Heaton recalled thinking as this played out, "I’m not an alcoholic, but I could see it down the road. I could see it flipping over into that."
The tipping point came when she was visiting one son in Nashville along with two other sons. She thought ahead to becoming a grandmother down the road, in 10 years, and how she wanted to give up alcohol ahead of that. However, she had concerns that she could not do it — which she expressed out loud while talking to God — because she had previously tried to quit drinking and could not.
The next day, she went to her son's home for a dinner party. She brought a few bottles of wine and drank — a lot.
"We drank while we were making dinner," she recalled. "We drank while we were eating dinner. We drank while we cleaned up. And then we were drinking while we were all playing this board game. There were like 10 of us there: three of my sons, and then their friends. And I was just filling my glass with red wine throughout the five or six hours that we were together. I don’t know how many glasses it was, and I felt completely sober and fine. I was making a joke to the table, and I started saying, 'You know, in our family it’s a tradition …' And I could not pronounce the word 'tradition.' I tried three times, and I couldn’t say the word."
While that was happening, she said, "My son at the end of the table says, 'Oh great, Mom. You can’t even talk.' And I was so humiliated in front of my sons and their friends. God knows that that’s all it takes for me — for that kind of sense of their mom looking drunk in front of them."
She also feared for her health.
"I thought ... 'What is happening in my brain? What is the alcohol doing to my brain where the synapses are misfiring to the point where I can’t say this word?'" she said. "It’s almost like having a stroke or something. And it shook me up. I thought, 'That’s it. That’s it.' ... It had every element that I needed. It had a logical element and had this 'oh my gosh, my sons have seen me drink too much.' "
The next day, she went to breakfast with a friend who was sober, and she said, “Well, you’re the first person I’m telling this to, but this is my first day of never drinking again.”
That was three years ago this past July and she has not had a drink since.

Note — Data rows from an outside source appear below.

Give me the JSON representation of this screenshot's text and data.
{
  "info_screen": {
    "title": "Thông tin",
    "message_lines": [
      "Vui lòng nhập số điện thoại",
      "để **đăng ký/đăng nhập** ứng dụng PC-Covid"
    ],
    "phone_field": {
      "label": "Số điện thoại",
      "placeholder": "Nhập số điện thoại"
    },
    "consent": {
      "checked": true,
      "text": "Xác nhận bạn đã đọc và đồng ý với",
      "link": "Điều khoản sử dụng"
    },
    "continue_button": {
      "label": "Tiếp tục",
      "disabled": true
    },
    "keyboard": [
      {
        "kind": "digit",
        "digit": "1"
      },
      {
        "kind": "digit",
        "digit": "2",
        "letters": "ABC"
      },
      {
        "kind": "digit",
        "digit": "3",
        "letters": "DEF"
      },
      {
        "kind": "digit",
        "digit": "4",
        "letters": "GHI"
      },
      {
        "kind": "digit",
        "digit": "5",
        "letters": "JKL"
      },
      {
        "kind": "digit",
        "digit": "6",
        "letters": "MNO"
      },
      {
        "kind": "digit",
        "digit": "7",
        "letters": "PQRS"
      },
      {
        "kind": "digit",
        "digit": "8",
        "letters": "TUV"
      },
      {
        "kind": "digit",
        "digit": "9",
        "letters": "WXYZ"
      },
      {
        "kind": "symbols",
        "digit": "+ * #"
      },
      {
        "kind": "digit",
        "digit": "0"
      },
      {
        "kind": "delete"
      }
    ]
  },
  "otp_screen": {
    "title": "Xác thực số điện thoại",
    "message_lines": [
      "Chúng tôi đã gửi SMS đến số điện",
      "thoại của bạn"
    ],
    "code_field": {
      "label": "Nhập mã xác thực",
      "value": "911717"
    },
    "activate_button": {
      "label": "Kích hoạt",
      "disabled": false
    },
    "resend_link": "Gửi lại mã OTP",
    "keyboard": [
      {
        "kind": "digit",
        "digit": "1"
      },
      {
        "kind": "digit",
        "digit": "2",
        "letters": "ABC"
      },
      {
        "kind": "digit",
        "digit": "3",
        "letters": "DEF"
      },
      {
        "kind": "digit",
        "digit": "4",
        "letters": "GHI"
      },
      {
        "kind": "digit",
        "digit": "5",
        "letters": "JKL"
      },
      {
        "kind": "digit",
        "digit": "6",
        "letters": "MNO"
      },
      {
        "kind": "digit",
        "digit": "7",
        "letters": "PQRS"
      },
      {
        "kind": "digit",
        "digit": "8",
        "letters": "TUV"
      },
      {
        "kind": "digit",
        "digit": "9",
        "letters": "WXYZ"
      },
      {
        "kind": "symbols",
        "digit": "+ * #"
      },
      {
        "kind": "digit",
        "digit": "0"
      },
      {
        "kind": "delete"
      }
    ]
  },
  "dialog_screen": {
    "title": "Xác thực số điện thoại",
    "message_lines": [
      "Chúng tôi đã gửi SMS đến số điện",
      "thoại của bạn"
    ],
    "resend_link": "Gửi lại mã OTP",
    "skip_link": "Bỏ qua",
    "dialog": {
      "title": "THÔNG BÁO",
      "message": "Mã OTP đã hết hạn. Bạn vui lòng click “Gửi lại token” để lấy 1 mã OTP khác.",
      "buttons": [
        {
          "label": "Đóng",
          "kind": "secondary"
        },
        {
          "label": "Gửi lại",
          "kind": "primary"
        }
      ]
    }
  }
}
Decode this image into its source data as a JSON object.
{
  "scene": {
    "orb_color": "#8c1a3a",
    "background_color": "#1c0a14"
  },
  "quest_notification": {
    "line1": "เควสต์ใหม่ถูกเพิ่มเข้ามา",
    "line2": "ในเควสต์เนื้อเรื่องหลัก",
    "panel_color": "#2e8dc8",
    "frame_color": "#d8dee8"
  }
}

"I feel now that I can do anything if I can get rid of alcohol," she said. "Alcohol’s the hardest thing in my life."
In the interview, Heaton also recalled using cocaine in the 1980s but being able to stop when she realized it was triggering depression. ("The depression I felt was so intense," she recalled. "I thought, 'I am never going to do this again, because I feel like I’m going to kill myself.' And I didn’t.") She also spoke about losing her mother suddenly to an aneurysm when she was 12 and how it left her with unresolved trauma.